Unsweetened, full-fat yogurt is, in fact, a powerfully healthful food, correspondent Nick Triggle wrote for the BBC.

"It can boost your immune system, is good for your bones and is great at satisfying hunger," Triggle wrote.

"The problem is that a great deal of the yoghurt we buy is not the natural stuff. Instead we seem to like the processed products, which are made by partly substituting yoghurt and adding a combination of other ingredients such as gelatine, sugar and flavourings. It tends to be cheaper to produce per calorie, but nowhere near as good for you."

For evidence, the BBC cites a report by the U.K.'s Food Foundation, which analyzed the nutritional content of Mller Corner yogurt, once sold in the U.S.

The report noted that the products in the company's "Crunch Corner" line contain between 21 and 30 grams of sugar.

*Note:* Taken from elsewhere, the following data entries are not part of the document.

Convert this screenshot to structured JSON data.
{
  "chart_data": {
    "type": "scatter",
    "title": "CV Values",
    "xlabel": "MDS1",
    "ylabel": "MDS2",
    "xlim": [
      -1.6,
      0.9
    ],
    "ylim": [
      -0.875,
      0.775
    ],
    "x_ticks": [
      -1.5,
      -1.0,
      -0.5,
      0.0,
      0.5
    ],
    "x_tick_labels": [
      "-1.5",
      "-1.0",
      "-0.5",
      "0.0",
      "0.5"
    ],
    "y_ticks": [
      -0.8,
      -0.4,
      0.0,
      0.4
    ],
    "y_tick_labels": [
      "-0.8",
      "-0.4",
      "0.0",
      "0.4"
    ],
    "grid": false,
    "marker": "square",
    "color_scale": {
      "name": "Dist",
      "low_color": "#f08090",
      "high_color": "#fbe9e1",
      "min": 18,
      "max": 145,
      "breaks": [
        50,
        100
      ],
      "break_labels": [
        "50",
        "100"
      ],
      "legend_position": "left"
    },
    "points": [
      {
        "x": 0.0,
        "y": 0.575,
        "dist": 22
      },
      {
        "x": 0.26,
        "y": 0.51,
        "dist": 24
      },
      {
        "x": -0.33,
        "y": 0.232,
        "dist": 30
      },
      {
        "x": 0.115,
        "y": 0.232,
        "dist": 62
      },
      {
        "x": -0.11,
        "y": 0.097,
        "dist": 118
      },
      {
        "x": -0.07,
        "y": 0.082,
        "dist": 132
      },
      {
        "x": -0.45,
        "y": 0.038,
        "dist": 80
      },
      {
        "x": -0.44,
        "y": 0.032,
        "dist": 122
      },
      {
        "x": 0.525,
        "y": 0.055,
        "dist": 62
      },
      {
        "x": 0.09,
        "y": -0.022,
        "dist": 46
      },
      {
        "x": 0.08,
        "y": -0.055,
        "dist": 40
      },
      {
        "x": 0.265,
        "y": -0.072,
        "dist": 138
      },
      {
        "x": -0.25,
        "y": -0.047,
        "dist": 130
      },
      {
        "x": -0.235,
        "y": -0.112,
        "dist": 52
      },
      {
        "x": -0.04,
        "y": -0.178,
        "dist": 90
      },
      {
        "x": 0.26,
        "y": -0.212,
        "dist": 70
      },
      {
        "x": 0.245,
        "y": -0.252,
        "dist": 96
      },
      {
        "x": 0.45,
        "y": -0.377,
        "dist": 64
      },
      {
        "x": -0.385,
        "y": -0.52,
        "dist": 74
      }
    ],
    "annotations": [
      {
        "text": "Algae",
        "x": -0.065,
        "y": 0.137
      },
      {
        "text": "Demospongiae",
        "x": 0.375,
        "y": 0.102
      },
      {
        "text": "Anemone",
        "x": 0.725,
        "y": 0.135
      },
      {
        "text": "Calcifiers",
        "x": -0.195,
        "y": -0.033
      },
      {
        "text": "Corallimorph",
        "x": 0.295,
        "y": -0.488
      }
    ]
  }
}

"For a young child these products can contain almost enough sugar to take them close to their daily recommended sugar intake. For adults they commonly have enough to take them over the halfway mark," the BBC report said.

Mller, which calls its high-sugar offerings "dessert yogurt," doesn't suggest we eat Crunch Corner at every meal, but says it can be part of a "varied and balanced diet." But health-food crusaders say the bigger problem is advertising that makes us want more of the foods we should eat the least.

"Some 58 percent of advertising spent is on confectionery and convenience food, compared to only 3 percent on fruit, vegetables and pasta" (in the U.K.), Triggle wrote. This helps create the "obesogenic environment" that contributes to weight gain and encourages sedentary behavior.

Some people believe a sugar tax will help solve the problem, both in the U.K. and in the U.S. But sometimes all a family needs is a reminder to check the labels before loading the shopping cart with yogurt.

The USDA says sugar should make up no more than 10 percent of our daily calories meaning no more than 12 teaspoons a day if you eat 2,000 calories. (Four grams of sugar, by the way, is roughly equivalent to one teaspoon.)

Of course, some of the sugar in yogurt is natural and comes from milk. It's the added sugars that are the problem, registered dietician Ellie Krieger writes in The Washington Post, which means we should probably pass on the ones that have candy and cookie pieces to sprinkle on top.

She says we should eat both thickened yogurt (like Greek or Icelandic Skyr) and regular yogurt, and she recommends buying nonfat or reduced-fat varieties, then adding healthy fats such as nuts or nut butter, and maybe a little fresh fruit.

"Second, because calorie for calorie, refined sugar appears to be worse for your health than saturated fat, if faced with a choice between a sugary nonfat yogurt and an unsweetened full-fat option, go for the latter," Krieger says.